Jeudi 9 janvier, des informations dévoilées par le quotidien catalan El Periodico ont éclairé les faits d’un jour nouveau, en révélant que la mère du bébé avait essayé d’avorter au début de sa grossesse. Agée elle aussi de 16 ans, elle y a renoncé quand les services sociaux municipaux lui ont stipulé qu’elle devait absolument obtenir l’autorisation de ses parents, alors qu’elle essayait de faire croire qu’ils étaient en voyage dans leur pays d’origine, la Bolivie.

Réorientée vers les services de santé, elle et son compagnon ont alors préféré maintenir le secret. Grâce à des vêtements amples, la jeune fille a fait croire à une simple prise de poids à ses parents et professeurs. Lorsque les contractions ont commencé, le couple a loué une chambre dans une pension et la mineure y a accouché sans aide médicale, en suivant les instructions que son compagnon avait trouvées sur Internet. Puis ce dernier, faisant croire à son amie qu’il allait donner l’enfant en adoption, est parti le noyer.

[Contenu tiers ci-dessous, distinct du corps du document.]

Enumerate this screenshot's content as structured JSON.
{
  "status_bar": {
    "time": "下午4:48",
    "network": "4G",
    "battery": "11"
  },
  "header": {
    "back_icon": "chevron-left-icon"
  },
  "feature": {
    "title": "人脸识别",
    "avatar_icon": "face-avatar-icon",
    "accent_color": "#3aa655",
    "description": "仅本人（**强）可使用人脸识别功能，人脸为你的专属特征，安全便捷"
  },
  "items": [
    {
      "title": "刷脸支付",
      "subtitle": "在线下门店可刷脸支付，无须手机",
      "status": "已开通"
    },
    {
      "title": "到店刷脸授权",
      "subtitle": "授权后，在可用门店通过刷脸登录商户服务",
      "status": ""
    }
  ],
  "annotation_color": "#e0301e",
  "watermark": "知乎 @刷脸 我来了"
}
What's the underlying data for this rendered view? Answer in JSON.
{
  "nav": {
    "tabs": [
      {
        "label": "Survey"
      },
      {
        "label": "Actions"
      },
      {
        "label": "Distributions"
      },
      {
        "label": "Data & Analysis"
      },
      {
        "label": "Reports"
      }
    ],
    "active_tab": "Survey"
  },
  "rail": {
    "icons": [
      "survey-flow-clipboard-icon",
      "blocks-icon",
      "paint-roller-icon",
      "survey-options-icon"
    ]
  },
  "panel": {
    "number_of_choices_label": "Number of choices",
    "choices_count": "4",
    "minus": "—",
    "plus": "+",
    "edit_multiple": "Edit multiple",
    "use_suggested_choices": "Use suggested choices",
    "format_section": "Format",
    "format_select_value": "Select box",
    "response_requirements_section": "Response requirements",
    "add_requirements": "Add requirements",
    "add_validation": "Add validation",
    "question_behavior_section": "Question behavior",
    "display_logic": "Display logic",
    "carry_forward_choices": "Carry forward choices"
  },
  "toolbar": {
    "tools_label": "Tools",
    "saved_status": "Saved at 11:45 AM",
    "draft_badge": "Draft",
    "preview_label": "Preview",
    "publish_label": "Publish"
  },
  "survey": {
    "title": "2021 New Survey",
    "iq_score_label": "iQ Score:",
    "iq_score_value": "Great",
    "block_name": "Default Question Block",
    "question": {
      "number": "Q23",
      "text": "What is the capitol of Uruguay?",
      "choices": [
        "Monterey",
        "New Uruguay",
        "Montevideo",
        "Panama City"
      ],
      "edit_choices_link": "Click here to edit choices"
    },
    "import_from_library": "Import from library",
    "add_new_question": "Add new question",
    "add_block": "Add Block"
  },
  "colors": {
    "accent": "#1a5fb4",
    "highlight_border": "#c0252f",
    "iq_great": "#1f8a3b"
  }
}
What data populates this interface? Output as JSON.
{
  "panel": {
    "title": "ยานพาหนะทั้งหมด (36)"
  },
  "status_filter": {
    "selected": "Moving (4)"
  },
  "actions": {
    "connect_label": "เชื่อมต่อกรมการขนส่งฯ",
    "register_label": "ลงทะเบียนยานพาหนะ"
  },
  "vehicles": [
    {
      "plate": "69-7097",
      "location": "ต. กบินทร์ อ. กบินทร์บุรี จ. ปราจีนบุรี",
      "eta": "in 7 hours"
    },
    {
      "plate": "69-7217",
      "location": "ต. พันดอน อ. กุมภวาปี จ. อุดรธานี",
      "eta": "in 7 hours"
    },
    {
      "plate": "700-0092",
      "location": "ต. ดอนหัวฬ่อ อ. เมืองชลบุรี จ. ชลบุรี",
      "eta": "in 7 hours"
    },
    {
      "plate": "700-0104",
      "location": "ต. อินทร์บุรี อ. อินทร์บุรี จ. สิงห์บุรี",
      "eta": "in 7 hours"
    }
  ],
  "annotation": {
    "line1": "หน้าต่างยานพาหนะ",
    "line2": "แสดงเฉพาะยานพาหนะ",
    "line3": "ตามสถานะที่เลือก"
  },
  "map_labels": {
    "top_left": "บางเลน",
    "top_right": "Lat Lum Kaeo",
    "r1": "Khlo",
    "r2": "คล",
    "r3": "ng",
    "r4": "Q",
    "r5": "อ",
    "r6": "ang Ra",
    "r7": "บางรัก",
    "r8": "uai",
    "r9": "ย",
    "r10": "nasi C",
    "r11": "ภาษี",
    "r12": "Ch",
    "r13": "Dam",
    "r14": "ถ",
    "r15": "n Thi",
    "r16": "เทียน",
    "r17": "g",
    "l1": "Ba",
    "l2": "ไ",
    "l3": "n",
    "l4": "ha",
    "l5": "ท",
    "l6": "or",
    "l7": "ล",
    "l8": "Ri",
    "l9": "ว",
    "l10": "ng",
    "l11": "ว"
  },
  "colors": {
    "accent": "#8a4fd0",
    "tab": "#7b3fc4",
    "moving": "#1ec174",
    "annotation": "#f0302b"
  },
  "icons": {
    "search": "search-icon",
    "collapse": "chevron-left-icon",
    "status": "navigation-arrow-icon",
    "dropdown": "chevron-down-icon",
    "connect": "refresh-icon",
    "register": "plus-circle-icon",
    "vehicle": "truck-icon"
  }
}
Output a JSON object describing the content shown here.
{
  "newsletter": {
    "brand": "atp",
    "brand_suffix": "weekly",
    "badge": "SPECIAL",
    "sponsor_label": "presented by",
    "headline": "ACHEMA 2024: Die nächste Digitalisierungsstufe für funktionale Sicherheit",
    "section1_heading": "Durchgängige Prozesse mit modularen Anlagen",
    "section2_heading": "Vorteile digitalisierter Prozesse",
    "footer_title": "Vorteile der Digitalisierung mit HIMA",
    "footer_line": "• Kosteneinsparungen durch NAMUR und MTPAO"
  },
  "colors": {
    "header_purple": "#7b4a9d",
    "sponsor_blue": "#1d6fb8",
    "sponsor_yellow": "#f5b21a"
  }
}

« Souffrance de nombreuses jeunes filles »

« Au-delà de cette histoire terrible, il existe une souffrance chez de nombreuses jeunes filles qui sont contraintes d’avoir recours à la clandestinité pour mettre fin à leur grossesse, avec des cachets abortifs achetés sur Internet, des avortements dangereux », explique au Monde Francisca Garcia, présidente de l’Association des cliniques accréditées pour l’interruption de grossesse.

En Espagne, la consternation est d’autant plus grande qu’une loi approuvée en 2010 sur la « santé sexuelle et reproductive », à l’initiative du gouvernement du socialiste José Luis Rodríguez Zapatero, permettait aux jeunes filles de 16 et 17 ans d’avorter sans en informer leurs parents dans les cas où il existait un risque de « violence intrafamiliale, menaces, pressions, mauvais traitements ou que se produise une situation de détresse et d’abandon ». Cela dans les limites fixées par la loi : durant les 14 premières semaines sans justification et jusqu’à la 22e semaine en cas de grave risque pour la vie ou la santé de la mère ou de graves anomalies pour le fœtus.